Pooling libraries for sequencing
The throughput of modern sequencers grows higher and higher, allowing hundreds of millions of reads in a single microfluidic chamber. For many purposes this is actually far more than a single library requires. To keep sequencing cost-effective, researchers often pool together multiple libraries before sequencing, each with a unique molecular barcode (or unique combination of multiple barcodes). The sequencer then reads each library molecule's biological base sequence as well as the barcode sequence; these barcodes are matched back to the sequences expected from the libraries, and thus each molecule can be attributed to its library of origin even though the libraries were mixed.
The pool of libraries needs to be prepared at a specific molarity for compatibility with the sequencer. Thus when you combine libraries into a pool to sequence together, you must take care to match not only their relative molarities but also the absolute total molarity of the pool.
When preparing the libraries, be sure to use a different multiplexing index (or in Illumina's dual-index scheme, a different pair of indices) for each library you wish to pool. You cannot pool two libraries with the same index or there will be no way to distinguish them after sequencing. If you have a small number of libraries, you may also need to verify that your specific combination of index sequences will work together; see e.g. the TruSeq Library Prep Pooling Guide for more information.
The target concentration is expressed as a molarity (usually in the nM scale), so it is essential to measure the molarity of each library rather than just a mass concentration as typically used for nucleic acid samples (e.g. ng/μL). There are various methods with strengths and weaknesses:
- Nanodrop (UV spectrophotometry): very easy and fast for small numbers of samples, with low input requirement, but also very unreliable since many potential contaminants absorb at similar wavelengths to DNA's; gives mass concentration and purity information (not very useful for sequencing libraries since they are greatly diluted before sequencing) but not length distribution
- Qubit/PicoGreen (fluorometry): somewhat time-consuming, but mostly unaffected by contamination and sensitive to very low inputs (depending on assay volume); gives mass concentration information but not size distribution
- Bioanalyzer/TapeStation (microfluidic analog of electrophoresis): somewhat time-consuming and unreliable; gives detailed information about length distribution and molarity, though quantitative error may be high
- SYBR qPCR: rather time-consuming; very accurate molarity measurements, if libraries can be accurately normalized by average length; insensitive to everything except sequenceable molecules with correct adapters
- TaqMan qPCR: rather time-consuming; very accurate molarity measurements unaffected by length; insensitive to everything except sequenceable molecules with correct adapters
Generally researchers use a combination of Bioanalyzer/TapeStation for length distribution and one of the other methods for molar quantification.
There are several conflicting factors to balance:
- The final molarity of the pool must be at least as much as required in the protocol for your sequencing platform (e.g. the Illumina "Denature and Dilute Libraries Guides"), although you can deviate from the protocol if your libraries are too dilute. The total molarity is the sum of all the individual libraries' molarities in the final volume, e.g. if you add 5 μL of a 10 nM library to 5 μL of a 20 nM library, you have 10 μL of a 15 nM pool.

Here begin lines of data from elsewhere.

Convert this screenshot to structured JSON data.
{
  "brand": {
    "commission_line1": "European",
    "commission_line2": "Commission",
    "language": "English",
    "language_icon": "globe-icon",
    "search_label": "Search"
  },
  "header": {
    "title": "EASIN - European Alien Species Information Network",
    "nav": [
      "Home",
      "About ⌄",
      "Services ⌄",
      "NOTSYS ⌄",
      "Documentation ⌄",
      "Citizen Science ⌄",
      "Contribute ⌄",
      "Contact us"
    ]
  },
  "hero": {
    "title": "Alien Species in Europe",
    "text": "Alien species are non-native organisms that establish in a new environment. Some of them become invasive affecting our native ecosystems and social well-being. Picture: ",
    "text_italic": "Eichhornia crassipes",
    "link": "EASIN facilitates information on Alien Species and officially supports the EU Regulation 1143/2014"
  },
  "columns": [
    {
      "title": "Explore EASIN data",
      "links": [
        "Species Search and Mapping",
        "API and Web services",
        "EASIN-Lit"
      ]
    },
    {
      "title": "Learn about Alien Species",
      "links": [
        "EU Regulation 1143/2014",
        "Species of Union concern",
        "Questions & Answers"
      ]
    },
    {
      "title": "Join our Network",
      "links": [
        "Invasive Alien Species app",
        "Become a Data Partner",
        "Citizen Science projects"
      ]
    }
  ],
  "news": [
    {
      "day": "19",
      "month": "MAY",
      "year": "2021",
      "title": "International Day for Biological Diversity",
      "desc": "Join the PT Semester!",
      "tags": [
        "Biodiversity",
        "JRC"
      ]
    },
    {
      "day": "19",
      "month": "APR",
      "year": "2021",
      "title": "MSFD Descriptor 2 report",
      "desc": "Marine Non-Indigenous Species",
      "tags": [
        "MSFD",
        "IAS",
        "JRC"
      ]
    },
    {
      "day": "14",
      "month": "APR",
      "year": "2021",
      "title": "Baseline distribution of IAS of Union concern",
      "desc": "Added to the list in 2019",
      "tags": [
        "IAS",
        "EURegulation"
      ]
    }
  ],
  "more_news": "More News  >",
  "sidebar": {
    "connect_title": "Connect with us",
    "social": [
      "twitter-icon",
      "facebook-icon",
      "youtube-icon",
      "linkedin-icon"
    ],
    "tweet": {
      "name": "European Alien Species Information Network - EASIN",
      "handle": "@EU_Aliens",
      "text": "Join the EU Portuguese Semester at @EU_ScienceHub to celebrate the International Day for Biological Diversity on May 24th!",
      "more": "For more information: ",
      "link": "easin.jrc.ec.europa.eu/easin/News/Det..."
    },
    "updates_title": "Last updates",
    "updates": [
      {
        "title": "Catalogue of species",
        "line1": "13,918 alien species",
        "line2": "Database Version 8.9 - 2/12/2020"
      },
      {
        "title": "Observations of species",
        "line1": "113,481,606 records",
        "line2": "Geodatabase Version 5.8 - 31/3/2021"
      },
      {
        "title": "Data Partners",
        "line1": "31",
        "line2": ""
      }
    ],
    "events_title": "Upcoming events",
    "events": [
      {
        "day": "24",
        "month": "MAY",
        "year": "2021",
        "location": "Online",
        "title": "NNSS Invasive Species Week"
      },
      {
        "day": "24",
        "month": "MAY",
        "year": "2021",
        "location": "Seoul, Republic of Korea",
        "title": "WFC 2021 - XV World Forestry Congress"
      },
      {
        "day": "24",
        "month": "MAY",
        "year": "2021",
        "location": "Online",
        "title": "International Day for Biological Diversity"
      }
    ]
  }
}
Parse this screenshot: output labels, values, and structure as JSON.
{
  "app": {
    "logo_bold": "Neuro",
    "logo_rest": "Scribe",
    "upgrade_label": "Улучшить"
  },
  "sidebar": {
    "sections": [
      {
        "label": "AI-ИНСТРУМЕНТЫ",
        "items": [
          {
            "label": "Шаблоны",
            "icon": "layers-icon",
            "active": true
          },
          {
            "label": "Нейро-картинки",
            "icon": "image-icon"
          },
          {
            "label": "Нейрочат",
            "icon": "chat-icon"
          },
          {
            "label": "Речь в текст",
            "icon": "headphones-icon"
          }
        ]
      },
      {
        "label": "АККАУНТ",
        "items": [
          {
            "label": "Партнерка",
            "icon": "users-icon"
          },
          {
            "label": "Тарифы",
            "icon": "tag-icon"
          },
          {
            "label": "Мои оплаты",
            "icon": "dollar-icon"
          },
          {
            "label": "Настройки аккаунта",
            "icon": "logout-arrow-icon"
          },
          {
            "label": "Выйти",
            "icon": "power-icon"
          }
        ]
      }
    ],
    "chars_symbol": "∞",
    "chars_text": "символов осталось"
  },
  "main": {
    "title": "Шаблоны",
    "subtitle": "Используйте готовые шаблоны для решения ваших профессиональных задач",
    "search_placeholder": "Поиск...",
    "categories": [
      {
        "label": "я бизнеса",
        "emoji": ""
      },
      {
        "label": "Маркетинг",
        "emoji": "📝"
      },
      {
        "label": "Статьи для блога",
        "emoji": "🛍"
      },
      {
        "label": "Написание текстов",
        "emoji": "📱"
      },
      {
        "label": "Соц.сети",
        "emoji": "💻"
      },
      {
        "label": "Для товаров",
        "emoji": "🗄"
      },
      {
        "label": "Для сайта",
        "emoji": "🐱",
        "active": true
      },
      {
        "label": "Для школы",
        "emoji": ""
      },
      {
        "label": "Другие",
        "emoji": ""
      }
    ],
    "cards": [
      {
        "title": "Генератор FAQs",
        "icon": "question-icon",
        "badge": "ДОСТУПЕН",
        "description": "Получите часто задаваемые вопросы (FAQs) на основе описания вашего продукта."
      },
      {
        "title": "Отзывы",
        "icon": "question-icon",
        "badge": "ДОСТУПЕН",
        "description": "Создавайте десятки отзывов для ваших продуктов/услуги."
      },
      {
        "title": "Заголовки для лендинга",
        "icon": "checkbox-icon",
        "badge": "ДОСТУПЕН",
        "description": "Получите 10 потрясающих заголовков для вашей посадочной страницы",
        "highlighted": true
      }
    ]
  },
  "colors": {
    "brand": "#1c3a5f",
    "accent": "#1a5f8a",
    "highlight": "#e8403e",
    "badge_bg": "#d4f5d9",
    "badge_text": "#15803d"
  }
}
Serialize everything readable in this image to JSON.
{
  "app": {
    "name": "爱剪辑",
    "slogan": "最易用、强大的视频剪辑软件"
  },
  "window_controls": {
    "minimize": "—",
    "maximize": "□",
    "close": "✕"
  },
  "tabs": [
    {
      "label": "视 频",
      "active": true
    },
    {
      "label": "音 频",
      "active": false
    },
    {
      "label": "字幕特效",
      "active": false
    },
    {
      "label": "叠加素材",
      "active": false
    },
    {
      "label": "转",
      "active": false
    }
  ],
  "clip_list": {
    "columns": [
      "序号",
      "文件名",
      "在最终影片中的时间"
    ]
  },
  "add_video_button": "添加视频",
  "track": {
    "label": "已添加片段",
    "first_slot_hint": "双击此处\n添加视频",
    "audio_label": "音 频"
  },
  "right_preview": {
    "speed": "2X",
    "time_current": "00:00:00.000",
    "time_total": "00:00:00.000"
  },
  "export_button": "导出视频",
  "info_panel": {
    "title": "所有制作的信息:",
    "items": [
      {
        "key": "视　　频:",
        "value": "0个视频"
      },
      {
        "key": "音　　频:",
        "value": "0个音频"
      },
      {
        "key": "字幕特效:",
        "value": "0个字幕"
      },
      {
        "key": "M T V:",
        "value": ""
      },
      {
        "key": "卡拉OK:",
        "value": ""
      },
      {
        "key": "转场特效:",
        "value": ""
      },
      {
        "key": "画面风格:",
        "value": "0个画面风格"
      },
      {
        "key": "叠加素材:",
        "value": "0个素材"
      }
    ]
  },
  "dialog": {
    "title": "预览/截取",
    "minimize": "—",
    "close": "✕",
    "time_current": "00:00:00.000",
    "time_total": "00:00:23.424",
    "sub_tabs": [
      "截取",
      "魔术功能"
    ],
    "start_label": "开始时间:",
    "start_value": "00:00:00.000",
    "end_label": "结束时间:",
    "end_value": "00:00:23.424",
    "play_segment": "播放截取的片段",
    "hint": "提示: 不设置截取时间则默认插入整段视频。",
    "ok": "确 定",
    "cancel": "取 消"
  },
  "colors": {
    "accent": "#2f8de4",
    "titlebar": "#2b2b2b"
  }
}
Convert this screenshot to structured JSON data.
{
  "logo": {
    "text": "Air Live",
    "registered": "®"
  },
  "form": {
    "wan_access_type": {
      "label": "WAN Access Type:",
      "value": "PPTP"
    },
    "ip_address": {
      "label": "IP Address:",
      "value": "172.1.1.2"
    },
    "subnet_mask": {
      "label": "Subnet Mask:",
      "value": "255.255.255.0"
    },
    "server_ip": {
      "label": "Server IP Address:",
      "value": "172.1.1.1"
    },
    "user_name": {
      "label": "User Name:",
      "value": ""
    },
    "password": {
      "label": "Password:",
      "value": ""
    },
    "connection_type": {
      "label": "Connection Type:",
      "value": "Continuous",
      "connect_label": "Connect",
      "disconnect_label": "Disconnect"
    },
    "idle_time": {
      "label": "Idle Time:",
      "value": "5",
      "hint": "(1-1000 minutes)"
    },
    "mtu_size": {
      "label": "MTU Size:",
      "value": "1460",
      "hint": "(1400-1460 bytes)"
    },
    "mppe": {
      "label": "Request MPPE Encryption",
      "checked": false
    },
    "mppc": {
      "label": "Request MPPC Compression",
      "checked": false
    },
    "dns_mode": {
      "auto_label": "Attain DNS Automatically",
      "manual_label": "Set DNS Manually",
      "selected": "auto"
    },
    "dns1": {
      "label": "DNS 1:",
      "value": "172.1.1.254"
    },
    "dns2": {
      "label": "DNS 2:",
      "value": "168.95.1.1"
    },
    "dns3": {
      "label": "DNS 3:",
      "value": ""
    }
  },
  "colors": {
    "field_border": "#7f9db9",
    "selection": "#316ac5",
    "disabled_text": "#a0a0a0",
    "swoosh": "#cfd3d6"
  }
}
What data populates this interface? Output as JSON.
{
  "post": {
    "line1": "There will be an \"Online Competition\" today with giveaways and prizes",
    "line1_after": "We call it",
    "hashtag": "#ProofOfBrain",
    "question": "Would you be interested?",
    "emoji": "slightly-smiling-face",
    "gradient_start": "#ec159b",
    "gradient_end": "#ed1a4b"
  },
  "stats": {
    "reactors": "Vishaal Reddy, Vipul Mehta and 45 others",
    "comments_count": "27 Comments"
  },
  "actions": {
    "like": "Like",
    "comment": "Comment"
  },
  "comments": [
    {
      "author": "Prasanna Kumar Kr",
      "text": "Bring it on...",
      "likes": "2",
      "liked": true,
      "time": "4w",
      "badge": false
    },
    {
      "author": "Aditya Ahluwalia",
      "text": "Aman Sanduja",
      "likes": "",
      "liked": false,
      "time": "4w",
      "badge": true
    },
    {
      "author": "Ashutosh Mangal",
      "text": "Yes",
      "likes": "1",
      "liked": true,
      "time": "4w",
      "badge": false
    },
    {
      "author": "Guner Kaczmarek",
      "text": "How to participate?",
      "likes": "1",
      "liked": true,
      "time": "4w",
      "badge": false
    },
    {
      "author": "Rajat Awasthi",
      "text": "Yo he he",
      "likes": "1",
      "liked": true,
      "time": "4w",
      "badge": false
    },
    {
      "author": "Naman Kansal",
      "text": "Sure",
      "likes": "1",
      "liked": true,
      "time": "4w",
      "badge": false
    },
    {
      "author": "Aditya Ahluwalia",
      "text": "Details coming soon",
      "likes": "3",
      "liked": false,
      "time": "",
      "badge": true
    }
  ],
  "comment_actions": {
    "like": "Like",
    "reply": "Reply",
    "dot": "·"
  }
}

- On the other hand, library preparation usually yields far higher molarities than required, so it may be prudent to first mix a pool at a higher molarity (e.g. 20 nM for a protocol that only requires 4 nM) and then dilute the pool together.
- If some of your libraries are much more concentrated than others, you can predilute those individually before mixing them all together.
- Try to minimize the volume of libraries that you use for pooling, since you might want to sequence them again later but you might not want the exact same pool with the exact same loading ratios.
- At the same time, try not to design a pooling scheme that requires you to pipet smaller volumes than you can accurately pipet. For example, some pipets are rated for 0.1–2.5 µL, but you may not feel comfortable measuring less than 0.5 µL.
- If the total volume of all the libraries you need to combine is greater than your desired final volume, then obviously you need to change your plan: try decreasing the final combined molarity.
Why your results still won't be perfect
There are several reasons why you might not see a perfect balance of read counts even if you calculate your pooling numbers very carefully:
- If you used a method other than qPCR to quantify your libraries, you pooled according to total molecules rather than sequenceable molecules, and these numbers may be different.
- Shorter library molecules cluster more efficiently on an Illumina flow cell, so libraries with longer molecules may be underrepresented in the final counts.
- Sequence reads of very low quality are removed by the Illumina sequencer's software, so these clusters are not reflected in the post-filter read counts, and depending on the configuration adapter dimers may not be reported either.
At any rate, what really matters in the end is the number of usable reads (alignable, confidently alignable, high-quality base calls, passing other downstream filters, etc.) and this is difficult to predict with any pre-sequencing quality control.